The industry's strong fundraising prospects are a key reason for optimism as investors continue to seek sources of diversifying risk amid mainstream market turbulence.

This comes after some of the largest fund managers in the sector rapidly built up their asset base in 2011.

Indeed, one respondent questioned whether the experience of 2011 had influenced Trading Risk to become over-enthusiastic in labelling the growth rates used in our questions.

It's all relative, but we agree that growth of up to 25 percent isn't to be sniffed at!

The Trading Risk Market Survey shows the fundraising outlook to be both more bullish and more modest than in 2010, with the vast majority of respondents this year forecasting small to fair growth.

Last year, there were more outliers at both ends of the scale, with a minority of 14 percent expecting the convergence market to expand its capital base by more than 50 percent and 10 percent forecasting it to remain static.

Meanwhile, the industry's top prescription to maintain growth is to keep a constant supply of new deals coming through.

It's not surprising that the focus is on ILS supply this year, given that investors were forced to wait in vain for new issuance mid-year after the Japanese earthquake threw pre-hurricane season sales off course.

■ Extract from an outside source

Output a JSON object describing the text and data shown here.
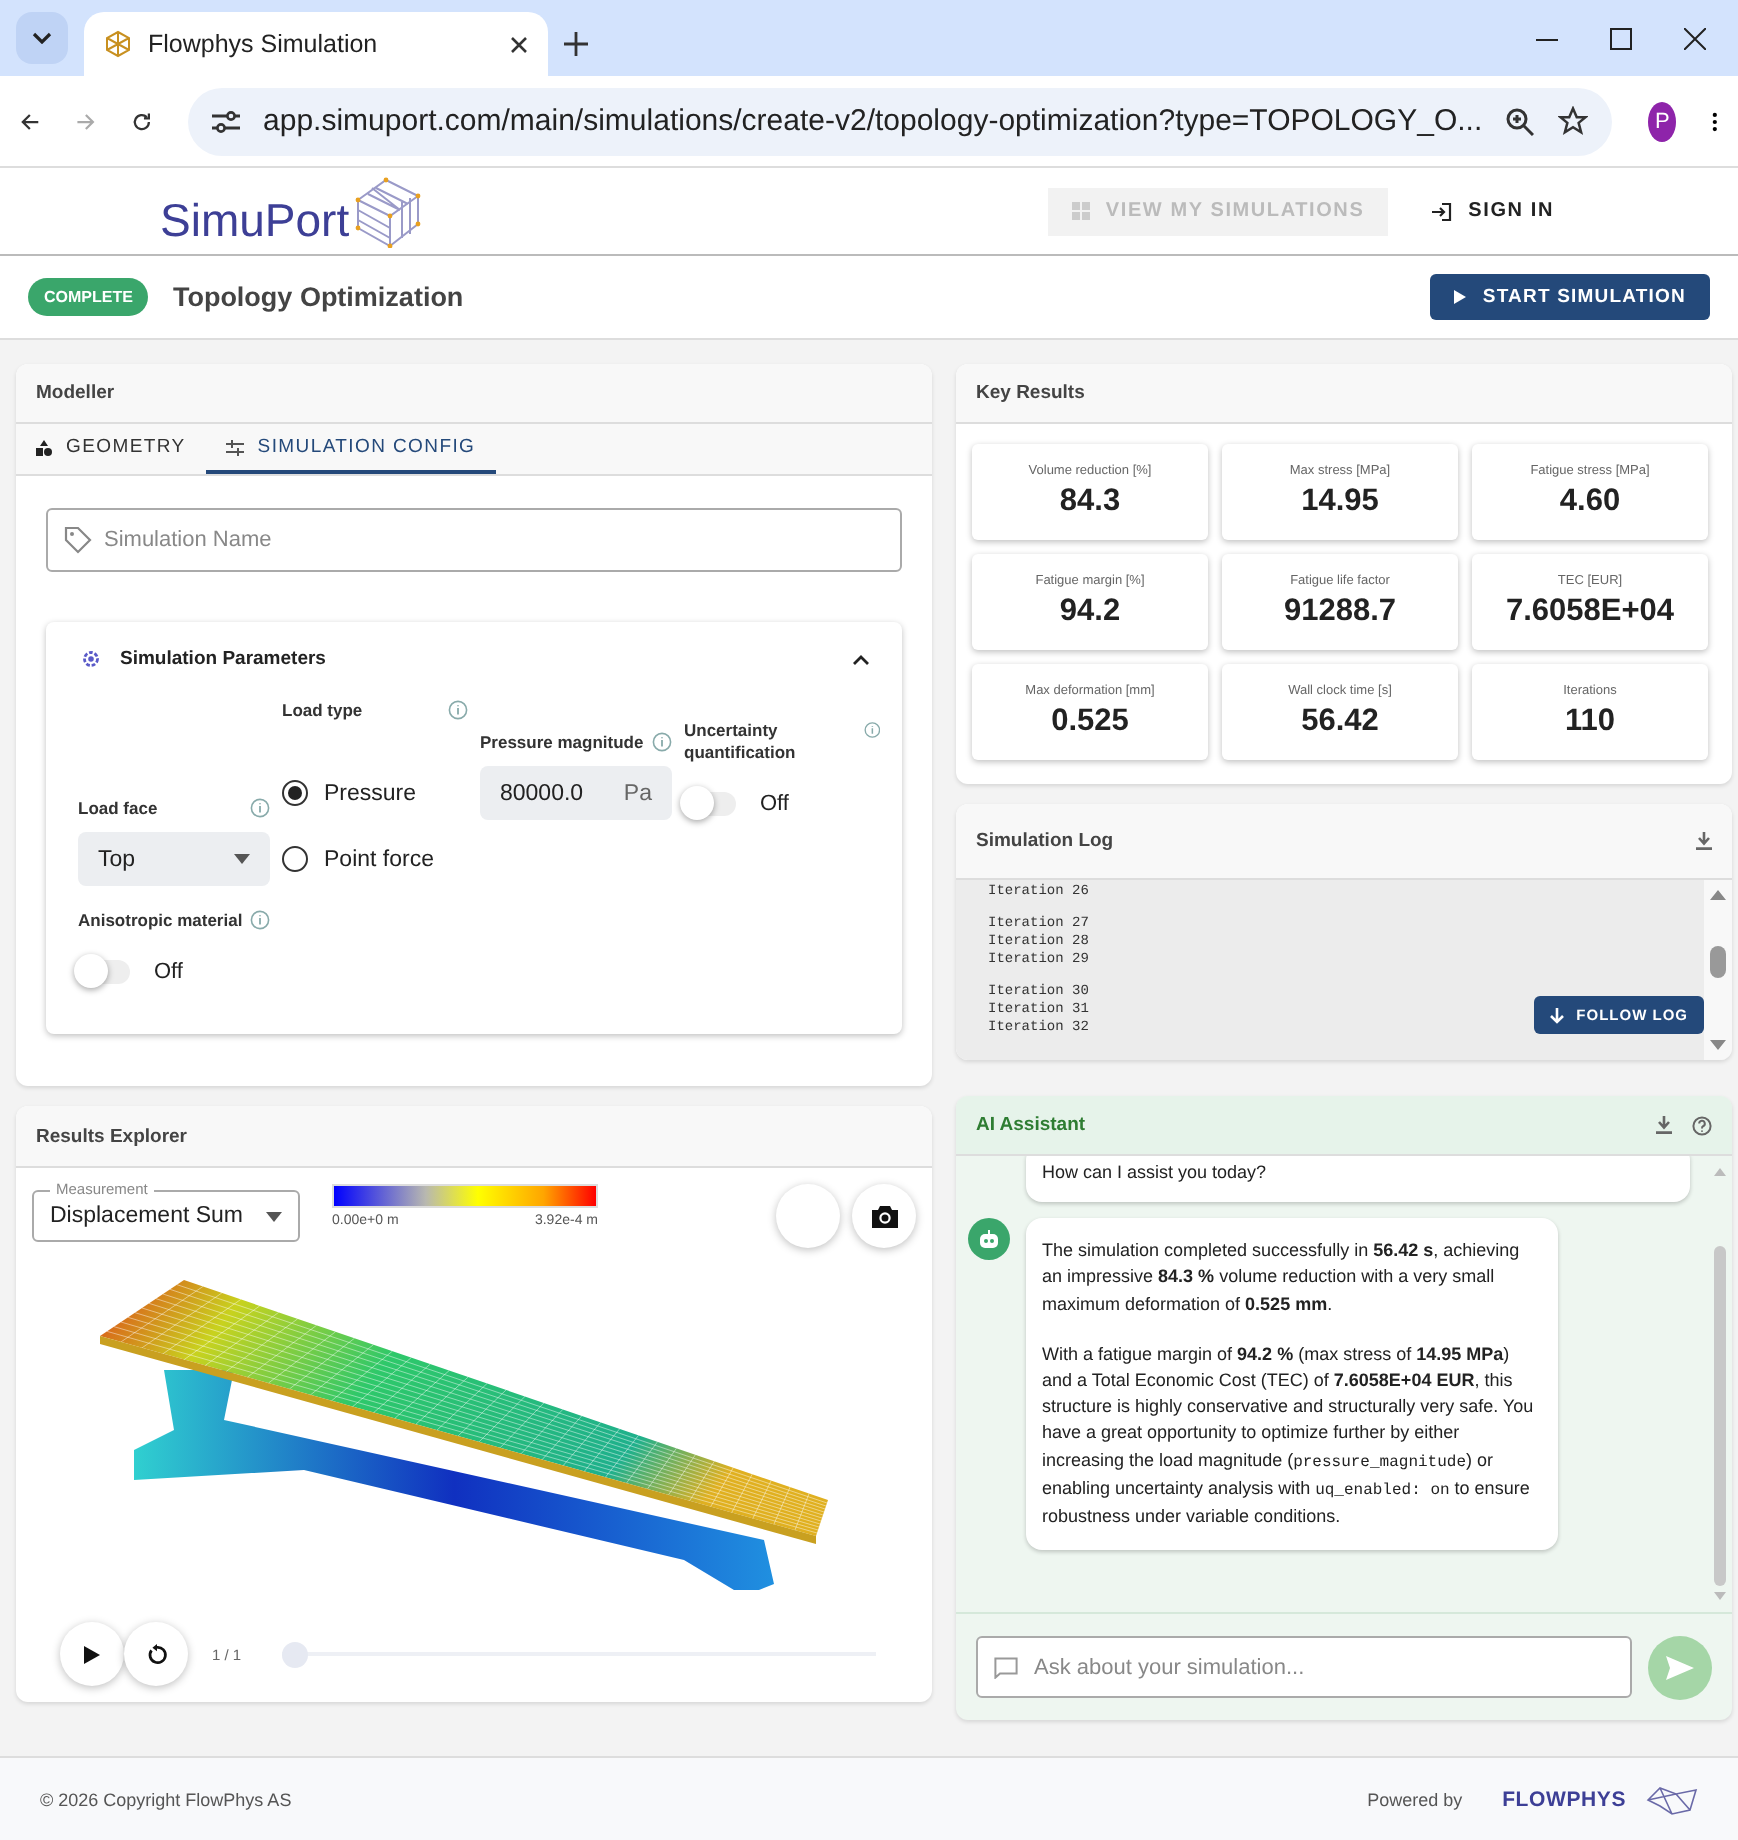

Last year, respondents were more evenly split between the supply and demand corners, with 29 percent rating a broadening of the investor base as the top factor that would stimulate growth.

Now, demand concerns are more of a minority issue, with only 17 percent ranking it the most likely force to drive growth.

But as one respondent noted, the true test of what it will take to grow the market lies in keeping its rapid evolution under control.

"Getting investors comfortable with what managers are doing is key!" the respondent stated.

The survey of Trading Risk subscribers was conducted from 5 to 20 December 2011. Some 48 respondents completed the survey and we thank you for your participation.